Today has just been a horrible day and I have a feeling that tomorrow isn’t going to be much better but I’ll deal with it. I have to I guess. Oh gosh, tonight is going to be a long night.

Taking Care of Myself

I mentioned in a previous post that I was going to learn to take care of myself and my problems. So here are the things that I’ve done over the past some time-

1. Eating only Cucumber for lunch. Yeah, I know that this does not sound like a good thing but trust me, it is. It’s kinda difficult for me to do even this, because I have to sit and eat with a lot of people and initially I thought that I would skip lunch altogether but I decided against that. I know that I should probably eat more than just that, that’s what everyone tell me, but I’m trying. And so this is good.

2. I still cut but I’ve found a way to not cut on my wrists. It’s not a solution, but it works for now. I use a sharp object but not enough to make an actual proper cut. It makes a slight cut, and the scar goes in a few days. As I said, it’s not a solution, but it is helping me for now.
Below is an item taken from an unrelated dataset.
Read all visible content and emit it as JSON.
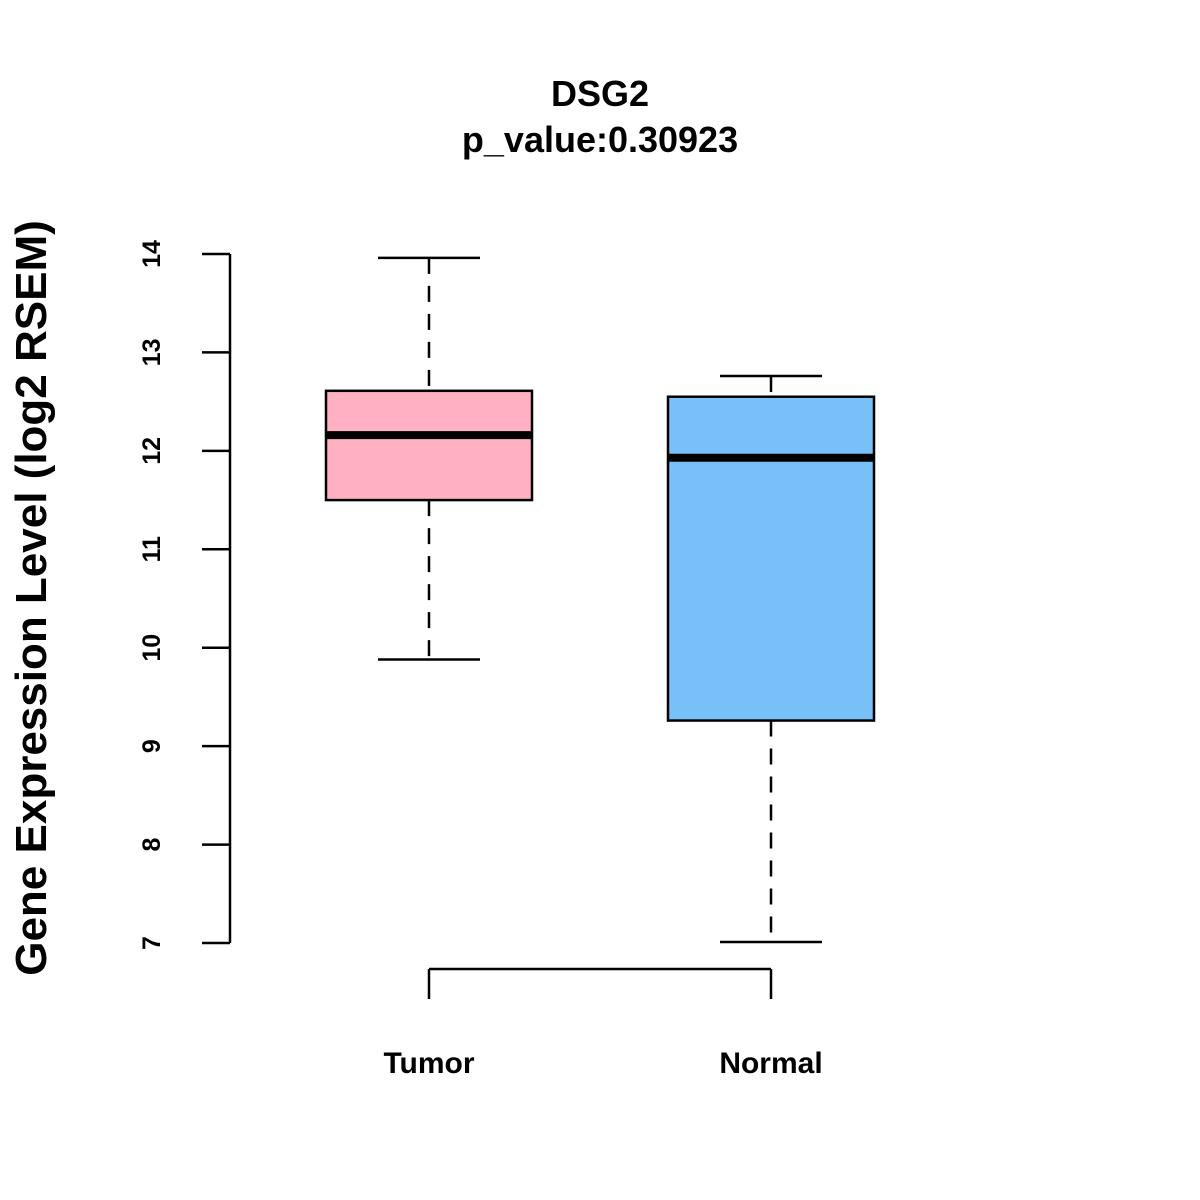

3. I am starting to try and talk to other people. People who intimidate me. You know that quote by I don’t know who which said that you should do one thing that scares you everyday, well I’m kind of trying that. So I’m not doing it everyday but i’m doing things once in a while that I’m shit scared of. Talking to people I don’t know, and making friends and all that stuff.

So I know it’s not much, but it’s progress for me and putting it down like this in a post and looking at it gives me a sense of accomplishment and I like it. I’m trying to get better. This is me really trying.